The paper tackled the problem of optimizing dynamic linear functions, specifically Dynamic BinVal, by investigating the effects of larger population sizes and crossover in evolutionary algorithms. It found that moderately increased population sizes extend efficient configurations and crossover substantially boosts this effect, with the hardest optimization region differing between algorithms.

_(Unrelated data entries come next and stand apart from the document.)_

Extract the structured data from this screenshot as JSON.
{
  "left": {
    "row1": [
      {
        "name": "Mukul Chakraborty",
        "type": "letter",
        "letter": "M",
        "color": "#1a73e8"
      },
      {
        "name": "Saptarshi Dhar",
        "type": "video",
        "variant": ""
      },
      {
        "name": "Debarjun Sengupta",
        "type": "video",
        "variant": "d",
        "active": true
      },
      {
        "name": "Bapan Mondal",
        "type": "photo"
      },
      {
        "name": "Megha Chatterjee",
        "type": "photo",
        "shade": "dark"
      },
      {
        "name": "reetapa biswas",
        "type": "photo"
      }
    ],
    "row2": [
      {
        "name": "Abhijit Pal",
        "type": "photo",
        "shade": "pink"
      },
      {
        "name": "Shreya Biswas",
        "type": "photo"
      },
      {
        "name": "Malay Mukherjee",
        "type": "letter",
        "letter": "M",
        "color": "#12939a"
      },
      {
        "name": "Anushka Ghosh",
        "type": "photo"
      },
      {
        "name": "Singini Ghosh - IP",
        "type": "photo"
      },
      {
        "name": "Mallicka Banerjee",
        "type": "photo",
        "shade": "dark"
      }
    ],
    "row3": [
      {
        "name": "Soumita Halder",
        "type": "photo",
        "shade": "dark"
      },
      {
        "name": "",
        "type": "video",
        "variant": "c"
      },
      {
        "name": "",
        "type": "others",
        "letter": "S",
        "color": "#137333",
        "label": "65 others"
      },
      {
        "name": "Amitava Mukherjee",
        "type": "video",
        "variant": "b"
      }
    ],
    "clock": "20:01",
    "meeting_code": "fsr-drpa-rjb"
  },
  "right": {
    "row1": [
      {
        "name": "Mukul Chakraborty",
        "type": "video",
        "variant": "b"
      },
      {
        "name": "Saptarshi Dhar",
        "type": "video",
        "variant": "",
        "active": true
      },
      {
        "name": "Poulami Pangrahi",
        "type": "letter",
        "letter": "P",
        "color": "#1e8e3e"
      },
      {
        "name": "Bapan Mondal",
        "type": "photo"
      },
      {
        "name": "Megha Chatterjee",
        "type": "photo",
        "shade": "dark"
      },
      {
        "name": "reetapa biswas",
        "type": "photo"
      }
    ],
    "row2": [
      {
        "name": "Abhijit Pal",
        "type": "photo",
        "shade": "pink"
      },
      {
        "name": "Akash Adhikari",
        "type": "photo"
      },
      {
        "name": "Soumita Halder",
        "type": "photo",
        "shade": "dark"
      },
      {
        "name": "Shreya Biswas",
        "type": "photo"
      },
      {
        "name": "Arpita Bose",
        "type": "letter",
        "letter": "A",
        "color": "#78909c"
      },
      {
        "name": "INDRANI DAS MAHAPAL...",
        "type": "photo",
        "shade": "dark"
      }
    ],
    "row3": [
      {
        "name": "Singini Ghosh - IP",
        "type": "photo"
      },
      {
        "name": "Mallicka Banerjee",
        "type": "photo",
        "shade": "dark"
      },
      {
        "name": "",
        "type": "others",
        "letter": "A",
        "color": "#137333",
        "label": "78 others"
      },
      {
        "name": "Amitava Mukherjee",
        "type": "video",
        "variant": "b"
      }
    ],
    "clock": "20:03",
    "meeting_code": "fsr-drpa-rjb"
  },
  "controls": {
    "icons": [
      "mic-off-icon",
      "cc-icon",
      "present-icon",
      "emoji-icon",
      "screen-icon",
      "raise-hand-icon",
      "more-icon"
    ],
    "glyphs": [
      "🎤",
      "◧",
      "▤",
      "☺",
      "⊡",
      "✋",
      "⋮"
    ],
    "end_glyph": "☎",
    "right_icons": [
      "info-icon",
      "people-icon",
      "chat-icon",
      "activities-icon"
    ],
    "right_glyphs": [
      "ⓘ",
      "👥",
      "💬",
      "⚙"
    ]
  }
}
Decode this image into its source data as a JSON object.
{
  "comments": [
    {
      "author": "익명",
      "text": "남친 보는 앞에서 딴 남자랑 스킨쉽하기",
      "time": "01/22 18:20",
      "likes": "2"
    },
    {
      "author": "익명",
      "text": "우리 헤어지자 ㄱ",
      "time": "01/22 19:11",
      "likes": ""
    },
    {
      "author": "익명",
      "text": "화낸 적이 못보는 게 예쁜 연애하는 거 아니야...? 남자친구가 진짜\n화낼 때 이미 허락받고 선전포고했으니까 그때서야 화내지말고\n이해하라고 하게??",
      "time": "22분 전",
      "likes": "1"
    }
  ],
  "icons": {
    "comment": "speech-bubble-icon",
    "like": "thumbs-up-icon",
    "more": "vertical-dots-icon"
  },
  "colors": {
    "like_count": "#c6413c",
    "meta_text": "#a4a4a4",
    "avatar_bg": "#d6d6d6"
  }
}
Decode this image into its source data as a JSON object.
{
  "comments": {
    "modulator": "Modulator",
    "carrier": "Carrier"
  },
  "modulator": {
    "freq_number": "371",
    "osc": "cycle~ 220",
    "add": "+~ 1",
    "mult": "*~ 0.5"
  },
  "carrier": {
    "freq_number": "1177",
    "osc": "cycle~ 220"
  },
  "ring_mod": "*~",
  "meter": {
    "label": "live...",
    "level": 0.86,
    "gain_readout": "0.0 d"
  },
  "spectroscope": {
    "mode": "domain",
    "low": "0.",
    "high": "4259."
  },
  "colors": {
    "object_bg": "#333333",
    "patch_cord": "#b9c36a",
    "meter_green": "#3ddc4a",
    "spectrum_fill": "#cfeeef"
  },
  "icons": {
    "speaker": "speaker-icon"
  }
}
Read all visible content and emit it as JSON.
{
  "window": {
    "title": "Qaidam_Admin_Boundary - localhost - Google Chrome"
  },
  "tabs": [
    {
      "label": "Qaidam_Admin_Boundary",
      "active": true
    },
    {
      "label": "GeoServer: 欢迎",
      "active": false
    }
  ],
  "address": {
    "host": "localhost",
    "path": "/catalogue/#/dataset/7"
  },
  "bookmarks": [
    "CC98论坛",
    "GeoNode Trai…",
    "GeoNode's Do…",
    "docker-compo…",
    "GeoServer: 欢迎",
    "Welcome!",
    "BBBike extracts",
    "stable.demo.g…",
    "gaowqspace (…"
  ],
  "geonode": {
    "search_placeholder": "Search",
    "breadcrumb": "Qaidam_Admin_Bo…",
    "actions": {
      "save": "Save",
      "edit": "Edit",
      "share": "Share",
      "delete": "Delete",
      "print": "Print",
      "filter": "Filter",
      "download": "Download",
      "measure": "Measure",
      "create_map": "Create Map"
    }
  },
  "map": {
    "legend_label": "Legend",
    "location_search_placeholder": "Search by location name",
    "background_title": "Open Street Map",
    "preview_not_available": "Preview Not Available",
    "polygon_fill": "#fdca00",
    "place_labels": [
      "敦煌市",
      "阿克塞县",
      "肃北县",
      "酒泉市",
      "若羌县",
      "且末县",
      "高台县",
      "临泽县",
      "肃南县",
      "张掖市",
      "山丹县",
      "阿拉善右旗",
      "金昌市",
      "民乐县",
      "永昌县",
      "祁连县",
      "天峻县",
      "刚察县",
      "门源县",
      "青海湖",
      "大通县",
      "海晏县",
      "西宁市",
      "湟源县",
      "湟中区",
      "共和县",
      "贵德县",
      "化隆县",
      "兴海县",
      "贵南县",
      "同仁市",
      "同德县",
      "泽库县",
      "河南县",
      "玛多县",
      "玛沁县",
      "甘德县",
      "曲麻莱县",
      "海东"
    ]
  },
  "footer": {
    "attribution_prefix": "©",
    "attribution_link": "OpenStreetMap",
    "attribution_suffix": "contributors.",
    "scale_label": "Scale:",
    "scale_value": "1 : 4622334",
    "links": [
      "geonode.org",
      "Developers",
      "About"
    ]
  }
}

Dynamic linear functions on the hypercube are functions which assign to each bit a positive weight, but the weights change over time. Throughout optimization, these functions maintain the same global optimum, and never have defecting local optima. Nevertheless, it was recently shown [Lengler, Schaller, FOCI 2019] that the $(1+1)$-Evolutionary Algorithm needs exponential time to find or approximate the optimum for some algorithm configurations. In this paper, we study the effect of larger population sizes for Dynamic BinVal, the extremal form of dynamic linear functions. We find that moderately increased population sizes extend the range of efficient algorithm configurations, and that crossover boosts this positive effect substantially. Remarkably, similar to the static setting of monotone functions in [Lengler, Zou, FOGA 2019], the hardest region of optimization for $(μ+1)$-EA is not close the optimum, but far away from it. In contrast, for the $(μ+1)$-GA, the region around the optimum is the hardest region in all studied cases.